El brusco descenso de la temperatura anunció su temible llegada.
Con el transcurso de las escasas horas que faltaban hasta el amanecer del nuevo día, desaparecería para siempre la oportunidad del Coleccionista para llevar a cabo su espeluznante plan. Armada de insomnio y de valor, se prometió vencer en esta siniestra batalla.
Le urgía huir de allí. Se echó una pesada capa sobre los hombros, cubrió su cabeza con un enorme pañuelo, y ayudada por un entramado de telas, adhirió a su cuerpo el preciado objeto de su defensa. Con exquisito cuidado, para hurtarle información al maligno, cerró la puerta.
Éste, sabedor de que los años había vahado sus ojos sembrándoles de una perpetua oscuridad, confió a su oído y al instinto, el éxito de la cacería.
La presencia no podía dejar escapar a la porteadora de su codiciado tesoro, por ello, al percibir su ausencia, enloqueció. Furioso se deslizó por el escaso hueco que permitía la holgura entre la puerta y el suelo y comenzó su voraz búsqueda.
La mujer apretó el paso. Arduo era caminar entre la densa niebla y la negrura de las últimas horas de la noche.

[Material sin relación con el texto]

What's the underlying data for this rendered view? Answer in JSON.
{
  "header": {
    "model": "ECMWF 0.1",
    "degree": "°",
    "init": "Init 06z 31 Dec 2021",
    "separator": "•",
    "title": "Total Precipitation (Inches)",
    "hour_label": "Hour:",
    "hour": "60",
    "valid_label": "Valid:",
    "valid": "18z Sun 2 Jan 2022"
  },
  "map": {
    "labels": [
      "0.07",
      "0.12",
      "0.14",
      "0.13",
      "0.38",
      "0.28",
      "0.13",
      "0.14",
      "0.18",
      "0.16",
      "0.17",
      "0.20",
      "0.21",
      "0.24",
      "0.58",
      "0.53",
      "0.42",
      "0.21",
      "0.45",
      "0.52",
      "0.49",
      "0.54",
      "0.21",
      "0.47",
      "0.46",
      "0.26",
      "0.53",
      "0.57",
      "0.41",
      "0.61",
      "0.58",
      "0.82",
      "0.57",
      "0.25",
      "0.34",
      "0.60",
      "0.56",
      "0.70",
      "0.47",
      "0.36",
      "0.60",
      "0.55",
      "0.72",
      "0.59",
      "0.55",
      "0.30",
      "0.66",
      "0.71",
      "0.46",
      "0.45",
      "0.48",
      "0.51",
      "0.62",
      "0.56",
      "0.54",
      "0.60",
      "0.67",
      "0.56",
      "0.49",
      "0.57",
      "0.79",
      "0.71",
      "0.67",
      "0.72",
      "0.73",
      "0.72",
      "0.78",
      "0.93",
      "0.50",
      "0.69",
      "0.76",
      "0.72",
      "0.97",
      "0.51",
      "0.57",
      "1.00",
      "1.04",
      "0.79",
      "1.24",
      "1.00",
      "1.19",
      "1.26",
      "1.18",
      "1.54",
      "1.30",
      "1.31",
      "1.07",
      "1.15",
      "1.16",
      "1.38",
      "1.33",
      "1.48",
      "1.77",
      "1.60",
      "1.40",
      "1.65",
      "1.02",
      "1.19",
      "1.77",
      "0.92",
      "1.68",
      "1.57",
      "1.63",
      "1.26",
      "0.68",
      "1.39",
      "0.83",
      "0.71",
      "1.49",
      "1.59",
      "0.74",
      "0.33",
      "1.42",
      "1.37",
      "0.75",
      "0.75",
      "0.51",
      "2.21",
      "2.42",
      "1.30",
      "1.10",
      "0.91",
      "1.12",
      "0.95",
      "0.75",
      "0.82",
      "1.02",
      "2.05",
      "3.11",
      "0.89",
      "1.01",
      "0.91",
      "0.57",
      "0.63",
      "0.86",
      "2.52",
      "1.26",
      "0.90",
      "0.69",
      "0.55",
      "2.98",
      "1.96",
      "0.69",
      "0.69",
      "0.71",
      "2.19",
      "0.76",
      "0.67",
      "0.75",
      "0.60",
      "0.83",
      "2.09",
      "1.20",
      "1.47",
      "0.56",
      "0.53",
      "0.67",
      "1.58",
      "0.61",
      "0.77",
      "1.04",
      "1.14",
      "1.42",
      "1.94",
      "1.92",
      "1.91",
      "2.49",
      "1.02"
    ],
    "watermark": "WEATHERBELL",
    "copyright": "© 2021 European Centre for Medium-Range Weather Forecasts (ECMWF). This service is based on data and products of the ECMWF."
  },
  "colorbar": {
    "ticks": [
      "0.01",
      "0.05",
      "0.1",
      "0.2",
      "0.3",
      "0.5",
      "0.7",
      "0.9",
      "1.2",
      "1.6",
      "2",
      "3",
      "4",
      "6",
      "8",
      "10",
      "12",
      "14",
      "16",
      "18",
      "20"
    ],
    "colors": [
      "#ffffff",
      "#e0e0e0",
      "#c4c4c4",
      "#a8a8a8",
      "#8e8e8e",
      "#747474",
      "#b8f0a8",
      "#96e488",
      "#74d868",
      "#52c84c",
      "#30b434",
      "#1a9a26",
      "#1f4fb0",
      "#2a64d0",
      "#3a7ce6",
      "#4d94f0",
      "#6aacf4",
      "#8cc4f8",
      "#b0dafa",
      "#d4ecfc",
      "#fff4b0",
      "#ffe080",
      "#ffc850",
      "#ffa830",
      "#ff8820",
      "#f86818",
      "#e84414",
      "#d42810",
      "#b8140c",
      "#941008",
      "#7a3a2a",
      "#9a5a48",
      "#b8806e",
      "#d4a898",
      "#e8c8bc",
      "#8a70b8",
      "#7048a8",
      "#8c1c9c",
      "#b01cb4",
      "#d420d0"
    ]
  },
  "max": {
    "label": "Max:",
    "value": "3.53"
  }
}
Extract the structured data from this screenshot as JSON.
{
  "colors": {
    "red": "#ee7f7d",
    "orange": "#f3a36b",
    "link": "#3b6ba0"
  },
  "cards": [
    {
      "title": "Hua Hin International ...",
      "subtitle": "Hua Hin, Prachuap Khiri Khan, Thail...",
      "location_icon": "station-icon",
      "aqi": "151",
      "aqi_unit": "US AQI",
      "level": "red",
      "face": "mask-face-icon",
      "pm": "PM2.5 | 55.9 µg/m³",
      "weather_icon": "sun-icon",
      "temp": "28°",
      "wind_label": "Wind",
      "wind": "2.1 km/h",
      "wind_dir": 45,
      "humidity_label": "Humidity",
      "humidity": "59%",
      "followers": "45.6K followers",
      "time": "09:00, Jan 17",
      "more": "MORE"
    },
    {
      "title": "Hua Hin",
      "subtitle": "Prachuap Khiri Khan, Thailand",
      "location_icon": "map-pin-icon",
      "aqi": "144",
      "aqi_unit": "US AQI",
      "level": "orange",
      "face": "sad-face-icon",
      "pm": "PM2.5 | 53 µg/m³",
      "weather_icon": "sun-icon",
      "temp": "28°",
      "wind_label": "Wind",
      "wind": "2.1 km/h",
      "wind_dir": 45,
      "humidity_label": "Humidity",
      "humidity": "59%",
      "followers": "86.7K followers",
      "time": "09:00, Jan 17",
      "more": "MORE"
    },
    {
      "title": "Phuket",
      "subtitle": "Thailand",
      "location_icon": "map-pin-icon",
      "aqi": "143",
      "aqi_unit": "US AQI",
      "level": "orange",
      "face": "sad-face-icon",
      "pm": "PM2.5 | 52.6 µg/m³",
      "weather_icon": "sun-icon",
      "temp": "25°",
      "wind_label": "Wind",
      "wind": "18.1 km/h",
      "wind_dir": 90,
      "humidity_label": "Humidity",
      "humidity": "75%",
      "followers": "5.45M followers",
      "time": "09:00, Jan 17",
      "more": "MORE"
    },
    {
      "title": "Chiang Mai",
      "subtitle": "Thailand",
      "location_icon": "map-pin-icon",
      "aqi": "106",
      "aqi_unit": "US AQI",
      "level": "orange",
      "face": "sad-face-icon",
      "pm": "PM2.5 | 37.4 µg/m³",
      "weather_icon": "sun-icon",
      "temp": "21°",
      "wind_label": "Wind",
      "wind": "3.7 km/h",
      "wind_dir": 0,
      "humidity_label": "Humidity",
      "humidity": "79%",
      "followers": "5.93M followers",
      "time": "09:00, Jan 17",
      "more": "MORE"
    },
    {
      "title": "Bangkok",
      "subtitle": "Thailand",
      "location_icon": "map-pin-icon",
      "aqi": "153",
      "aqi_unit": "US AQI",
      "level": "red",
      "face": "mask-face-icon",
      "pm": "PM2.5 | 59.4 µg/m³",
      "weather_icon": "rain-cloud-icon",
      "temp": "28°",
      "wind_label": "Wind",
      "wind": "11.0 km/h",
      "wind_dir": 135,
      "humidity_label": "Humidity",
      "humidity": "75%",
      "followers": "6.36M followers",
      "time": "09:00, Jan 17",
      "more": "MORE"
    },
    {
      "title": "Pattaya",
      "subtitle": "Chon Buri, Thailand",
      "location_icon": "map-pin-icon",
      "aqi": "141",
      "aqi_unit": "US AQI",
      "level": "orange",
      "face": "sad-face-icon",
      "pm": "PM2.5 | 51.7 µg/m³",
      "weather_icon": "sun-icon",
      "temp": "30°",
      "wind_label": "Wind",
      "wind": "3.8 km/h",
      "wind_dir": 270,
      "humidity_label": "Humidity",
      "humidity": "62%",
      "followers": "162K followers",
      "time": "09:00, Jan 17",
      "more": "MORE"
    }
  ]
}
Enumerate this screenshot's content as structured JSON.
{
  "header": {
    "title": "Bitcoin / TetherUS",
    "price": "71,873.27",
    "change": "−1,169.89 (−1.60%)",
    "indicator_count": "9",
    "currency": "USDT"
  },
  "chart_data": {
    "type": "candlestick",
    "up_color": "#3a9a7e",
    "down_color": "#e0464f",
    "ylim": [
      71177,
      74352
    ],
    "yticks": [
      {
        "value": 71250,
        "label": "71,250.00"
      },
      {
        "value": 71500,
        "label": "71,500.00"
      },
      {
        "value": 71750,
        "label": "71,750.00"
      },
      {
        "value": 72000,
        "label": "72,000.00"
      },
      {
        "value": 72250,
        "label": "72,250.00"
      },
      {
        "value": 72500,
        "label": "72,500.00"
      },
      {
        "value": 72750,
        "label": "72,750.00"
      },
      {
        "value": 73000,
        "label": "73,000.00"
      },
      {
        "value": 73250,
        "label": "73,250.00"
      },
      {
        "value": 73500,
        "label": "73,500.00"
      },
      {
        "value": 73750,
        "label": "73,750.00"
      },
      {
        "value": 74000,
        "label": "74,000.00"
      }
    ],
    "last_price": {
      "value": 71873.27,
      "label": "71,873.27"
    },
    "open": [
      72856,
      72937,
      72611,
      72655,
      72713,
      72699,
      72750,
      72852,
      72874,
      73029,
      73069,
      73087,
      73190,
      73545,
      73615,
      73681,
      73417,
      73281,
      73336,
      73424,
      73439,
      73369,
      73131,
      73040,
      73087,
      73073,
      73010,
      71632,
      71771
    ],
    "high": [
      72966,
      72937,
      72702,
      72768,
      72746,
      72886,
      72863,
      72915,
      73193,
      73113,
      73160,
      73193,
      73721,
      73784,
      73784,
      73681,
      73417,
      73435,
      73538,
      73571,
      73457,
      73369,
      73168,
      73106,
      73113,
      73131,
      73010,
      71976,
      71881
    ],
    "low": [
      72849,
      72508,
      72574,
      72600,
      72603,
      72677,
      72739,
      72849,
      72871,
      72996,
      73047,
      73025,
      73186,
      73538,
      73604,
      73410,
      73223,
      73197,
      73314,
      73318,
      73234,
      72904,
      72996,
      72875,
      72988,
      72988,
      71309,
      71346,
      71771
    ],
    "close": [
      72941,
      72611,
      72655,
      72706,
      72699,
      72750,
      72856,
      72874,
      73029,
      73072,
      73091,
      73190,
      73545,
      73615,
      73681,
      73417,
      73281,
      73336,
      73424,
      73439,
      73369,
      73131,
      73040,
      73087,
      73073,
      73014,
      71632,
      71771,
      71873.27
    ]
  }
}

Con destreza esquivaba las amenazadoras ramas que obstaculizaban su marcha.
Sentía a su perseguidor cerca, incluso en algún momento notó su gélido aliento en la nuca. Pero aún con el corazón en un claro intento de fugarse por la boca, y el terror martilleando sus sienes, hizo acopio de la fuerza que otorga el ser madre, y con el propósito de aumentar las posibilidades de triunfo en su huida, se calmó.
El silencio que reinaba en el bosque, solo era roto por el ulular de algún búho y el ruido provocado, sin querer, por la fractura de alguna rama bajo sus pies. A pesar del cansancio, sus pasos, fruto de su deseo de poner a salvo lo que más la importaba en el mundo, eran rápidos.
El frío penetraba en su cuerpo violando todas las capas de ropa y se le clavaba como innumerables alfileres en la piel. Su boca exhalaba diminutas gotas de agua en cada bocanada de aliento, sustrayendo a la densa niebla del bosque su escasa nitidez.
El infortunio quiso que su falda se enredase con unas zarzas. Su cuerpo se desplomó sobre el manto de hojarasca helada del bosque. Tras el golpe de su cabeza contra el saliente afilado de una roca, perdió el conocimiento.
Él dejó de escuchar pasos. Sin guía sonora y desquiciado por la rabia, traspasó árboles, recorrió senderos, incluso hurgó entre la maleza, desesperado ante las pocas horas que tenía para ampliar su colección de almas. Al despuntar el día, el plazo acordado siglos atrás desde el nacimiento de un bebé, tocaría a su fin. No podía permitírselo, llevaba demasiado tiempo sin fagocitar un espíritu puro.
El minutero continuó su curso en el reloj.
Tibios rayos de sol la despertaron.
Venciendo el temor retiró la toquilla.
Un rostro angelical con su esencia intacta certificó que había ganado la macabra contienda.